SINGULUS TECHNOLOGIES erhält Auftrag für eine DECOLINE II aus der Kosmetikindustrie - Umweltfreundliches Verfahren zur Veredelung von 3D-Bauteilen

(PresseBox) ( Kahl am Main, )
Die SINGULUS TECHNOLOGIES AG (SINGULUS TECHNOLOGIES) hat eine weitere Bestellung für eine Produktionslinie des Typs DECOLINE II zur Veredelung von dreidimensionalen Bauteilen erhalten. Ein europäischer Kunde aus der Kosmetikindustrie hat sich für die umweltfreundliche und kostengünstige Produktionslösung von SINGULUS TECHNOLOGIES entschieden.
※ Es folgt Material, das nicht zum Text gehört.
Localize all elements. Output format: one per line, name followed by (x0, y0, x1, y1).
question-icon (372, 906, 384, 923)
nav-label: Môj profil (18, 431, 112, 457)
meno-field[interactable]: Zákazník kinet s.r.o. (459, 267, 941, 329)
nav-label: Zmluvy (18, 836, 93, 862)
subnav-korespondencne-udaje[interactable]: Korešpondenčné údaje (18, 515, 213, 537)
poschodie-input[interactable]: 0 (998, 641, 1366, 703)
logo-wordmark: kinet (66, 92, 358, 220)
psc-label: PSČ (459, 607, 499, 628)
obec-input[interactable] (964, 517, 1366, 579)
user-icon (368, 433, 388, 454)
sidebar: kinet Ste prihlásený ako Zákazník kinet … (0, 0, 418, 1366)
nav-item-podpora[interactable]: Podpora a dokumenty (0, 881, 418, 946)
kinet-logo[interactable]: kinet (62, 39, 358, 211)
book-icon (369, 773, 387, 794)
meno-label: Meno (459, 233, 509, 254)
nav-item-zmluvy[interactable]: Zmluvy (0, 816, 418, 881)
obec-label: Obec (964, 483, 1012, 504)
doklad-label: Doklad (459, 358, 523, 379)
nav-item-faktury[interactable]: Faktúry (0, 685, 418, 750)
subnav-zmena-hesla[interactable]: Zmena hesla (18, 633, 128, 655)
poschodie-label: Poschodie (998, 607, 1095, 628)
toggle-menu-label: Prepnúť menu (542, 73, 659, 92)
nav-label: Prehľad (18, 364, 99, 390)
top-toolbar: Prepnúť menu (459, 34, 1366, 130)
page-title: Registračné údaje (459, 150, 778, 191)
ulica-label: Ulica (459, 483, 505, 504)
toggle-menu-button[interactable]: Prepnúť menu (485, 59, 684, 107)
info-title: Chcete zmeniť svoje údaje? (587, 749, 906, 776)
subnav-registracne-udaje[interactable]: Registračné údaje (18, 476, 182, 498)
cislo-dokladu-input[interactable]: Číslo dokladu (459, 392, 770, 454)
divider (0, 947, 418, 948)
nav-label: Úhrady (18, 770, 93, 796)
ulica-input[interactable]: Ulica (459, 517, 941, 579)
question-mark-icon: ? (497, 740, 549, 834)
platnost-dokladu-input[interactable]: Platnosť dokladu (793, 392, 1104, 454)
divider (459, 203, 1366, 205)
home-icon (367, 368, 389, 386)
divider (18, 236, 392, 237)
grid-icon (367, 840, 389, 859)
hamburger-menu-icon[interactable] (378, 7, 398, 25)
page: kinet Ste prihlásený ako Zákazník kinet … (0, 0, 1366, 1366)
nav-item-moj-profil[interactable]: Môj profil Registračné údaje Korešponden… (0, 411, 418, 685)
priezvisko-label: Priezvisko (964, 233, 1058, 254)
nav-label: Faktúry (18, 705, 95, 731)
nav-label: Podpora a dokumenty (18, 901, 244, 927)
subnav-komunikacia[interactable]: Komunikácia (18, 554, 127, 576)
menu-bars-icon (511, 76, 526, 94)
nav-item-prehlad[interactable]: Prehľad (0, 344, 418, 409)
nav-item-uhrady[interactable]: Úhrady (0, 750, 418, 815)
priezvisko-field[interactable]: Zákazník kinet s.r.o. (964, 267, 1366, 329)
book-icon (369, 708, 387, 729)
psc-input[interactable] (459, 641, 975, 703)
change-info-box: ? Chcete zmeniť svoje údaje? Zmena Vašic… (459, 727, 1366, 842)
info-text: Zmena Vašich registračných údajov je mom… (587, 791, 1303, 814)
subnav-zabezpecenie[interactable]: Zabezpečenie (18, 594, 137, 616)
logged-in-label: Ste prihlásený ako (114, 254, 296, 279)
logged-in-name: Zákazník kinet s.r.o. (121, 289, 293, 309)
Für die Kosmetikindustrie bietet die DECOLINE II aufgrund ihrer Flexibilität die Möglichkeit, verschiedenste Produkte in zahlreichen unterschiedlichen Farben zu veredeln. Die eingesetzten Verfahren sind gegenüber der Galvanik besonders umweltfreundlich. "Der weitere Auftrag zeigt die Akzeptanz dieser Maschine und, dass SINGULUS TECHNOLOGIES sich in den neuen Arbeitsgebieten mit innovativen Produkten sehr gut positioniert hat", sagte Dr.-Ing. Stefan Rinck, CEO.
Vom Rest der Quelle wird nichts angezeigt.